Philippe Labro, écrivain, cinéaste et journaliste. [THOMAS VOLAIRE]

Philippe Labro est écrivain, cinéaste et journaliste. Chaque vendredi, pour Direct Matin, il commente ce qu'il a vu, vécu et observé pendant la semaine. Un bloc-notes subjectif et libre.

 

MERCREDI 7 JANVIER

Une date qui va s’inscrire dans l’histoire du pays. En quelques minutes, en ce début d’année que l’on pouvait espérer positive, le séisme du terrorisme a frappé. Il n’est pas aisé de trouver les mots justes pour décrire le choc provoqué par l’attaque terroriste – tous ces morts – contre Charlie Hebdo.

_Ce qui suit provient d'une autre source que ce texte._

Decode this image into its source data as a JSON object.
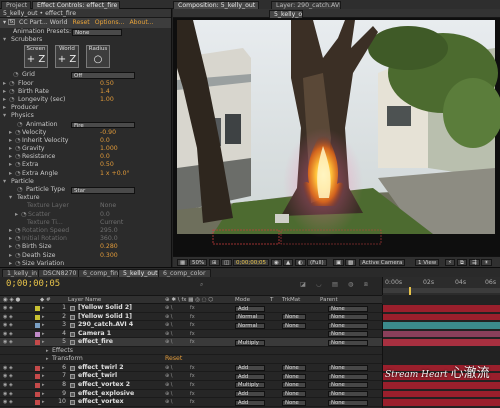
{
  "top_tabs": {
    "project": "Project",
    "effect_controls": "Effect Controls: effect_fire",
    "composition": "Composition: 5_kelly_out",
    "layer": "Layer: 290_catch.AVI 4"
  },
  "effect_controls": {
    "subtitle": "5_kelly_out • effect_fire",
    "effect_name": "CC Part... World",
    "reset": "Reset",
    "options": "Options...",
    "about": "About...",
    "presets_label": "Animation Presets:",
    "presets_value": "None",
    "scrubbers_label": "Scrubbers",
    "scrub": [
      {
        "label": "Screen",
        "glyph": "+ Z"
      },
      {
        "label": "World",
        "glyph": "+ Z"
      },
      {
        "label": "Radius",
        "glyph": "○"
      }
    ],
    "grid_label": "Grid",
    "grid_value": "Off",
    "rows_top": [
      {
        "label": "Floor",
        "value": "0.50"
      },
      {
        "label": "Birth Rate",
        "value": "1.4"
      },
      {
        "label": "Longevity (sec)",
        "value": "1.00"
      }
    ],
    "producer_label": "Producer",
    "physics_label": "Physics",
    "animation_label": "Animation",
    "animation_value": "Fire",
    "physics_rows": [
      {
        "label": "Velocity",
        "value": "-0.90"
      },
      {
        "label": "Inherit Velocity",
        "value": "0.0"
      },
      {
        "label": "Gravity",
        "value": "1.000"
      },
      {
        "label": "Resistance",
        "value": "0.0"
      },
      {
        "label": "Extra",
        "value": "0.50"
      },
      {
        "label": "Extra Angle",
        "value": "1 x +0.0°"
      }
    ],
    "particle_label": "Particle",
    "particle_type_label": "Particle Type",
    "particle_type_value": "Star",
    "texture_label": "Texture",
    "texture_rows": [
      {
        "label": "Texture Layer",
        "value": "None"
      },
      {
        "label": "Scatter",
        "value": "0.0"
      },
      {
        "label": "Texture Ti...",
        "value": "Current"
      }
    ],
    "rotation_rows": [
      {
        "label": "Rotation Speed",
        "value": "295.0"
      },
      {
        "label": "Initial Rotation",
        "value": "360.0"
      }
    ],
    "size_rows": [
      {
        "label": "Birth Size",
        "value": "0.280"
      },
      {
        "label": "Death Size",
        "value": "0.300"
      }
    ],
    "variation_label": "Size Variation"
  },
  "viewer_bar": {
    "zoom": "50%",
    "timecode": "0;00;00;05",
    "resolution": "(Full)",
    "camera": "Active Camera",
    "view": "1 View"
  },
  "timeline_tabs": [
    "1_kelly_in",
    "DSCN8270",
    "6_comp_fin",
    "5_kelly_out",
    "6_comp_color"
  ],
  "timeline": {
    "timecode": "0;00;00;05",
    "ruler": [
      "0:00s",
      "02s",
      "04s",
      "06s"
    ],
    "columns": {
      "layer_name": "Layer Name",
      "mode": "Mode",
      "t": "T",
      "trkmat": "TrkMat",
      "parent": "Parent"
    },
    "layers": [
      {
        "num": "1",
        "name": "[Yellow Solid 2]",
        "mode": "Add",
        "trk": "",
        "parent": "None",
        "color": "#c9c232",
        "bar": "#9a1f2c"
      },
      {
        "num": "2",
        "name": "[Yellow Solid 1]",
        "mode": "Normal",
        "trk": "None",
        "parent": "None",
        "color": "#c9c232",
        "bar": "#9a1f2c"
      },
      {
        "num": "3",
        "name": "290_catch.AVI 4",
        "mode": "Normal",
        "trk": "None",
        "parent": "None",
        "color": "#7aa0c4",
        "bar": "#3b8a8c"
      },
      {
        "num": "4",
        "name": "Camera 1",
        "mode": "",
        "trk": "",
        "parent": "None",
        "color": "#c08ac8",
        "bar": "#8a3f5a"
      },
      {
        "num": "5",
        "name": "effect_fire",
        "mode": "Multiply",
        "trk": "",
        "parent": "None",
        "color": "#c54a4a",
        "bar": "#a83040"
      }
    ],
    "sub_rows": [
      {
        "name": "Effects"
      },
      {
        "name": "Transform",
        "reset": "Reset"
      }
    ],
    "layers_bottom": [
      {
        "num": "6",
        "name": "effect_twirl 2",
        "mode": "Add",
        "trk": "None",
        "parent": "None",
        "color": "#c54a4a",
        "bar": "#9a1f2c"
      },
      {
        "num": "7",
        "name": "effect_twirl",
        "mode": "Add",
        "trk": "None",
        "parent": "None",
        "color": "#c54a4a",
        "bar": "#9a1f2c"
      },
      {
        "num": "8",
        "name": "effect_vortex 2",
        "mode": "Multiply",
        "trk": "None",
        "parent": "None",
        "color": "#c54a4a",
        "bar": "#9a1f2c"
      },
      {
        "num": "9",
        "name": "effect_explosive",
        "mode": "Add",
        "trk": "None",
        "parent": "None",
        "color": "#c54a4a",
        "bar": "#9a1f2c"
      },
      {
        "num": "10",
        "name": "effect_vortex",
        "mode": "Add",
        "trk": "None",
        "parent": "None",
        "color": "#c54a4a",
        "bar": "#9a1f2c"
      }
    ]
  },
  "watermark": {
    "en": "Stream Heart",
    "cn": "心澈流"
  }
}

J’avais, ce matin, entre les mains, le beau et nouveau livre de Laurent Gaudé, Danser les ombres, qui se situe pendant le tremblement de terre d’Haïti. En page 128, quand l’auteur commence à raconter les premières secondes du tremblement, il écrit : «Les hommes regardent sans comprendre. Que se passe-t-il ? Les bouches s’ouvrent grandes, les yeux aussi. Ils suspendent leur phrase, leur main, leurs pensées.»

D’une certaine manière, c’est le sentiment qui s’est emparé de chacun d’entre nous. La sidération, l’émotion, la surprise, l’indignation. La presse ayant été prise pour cible, nous nous sommes vite, entre confrères, appelés, concertés. L’un d’entre eux me dit : «Serait-ce notre 11-Septembre ?» Peut-être, car on serait en droit de juger que tout, au fond, tout ou presque, a démarré le 11 septembre 2001 lors de l’attaque contre les tours du World Trade Center.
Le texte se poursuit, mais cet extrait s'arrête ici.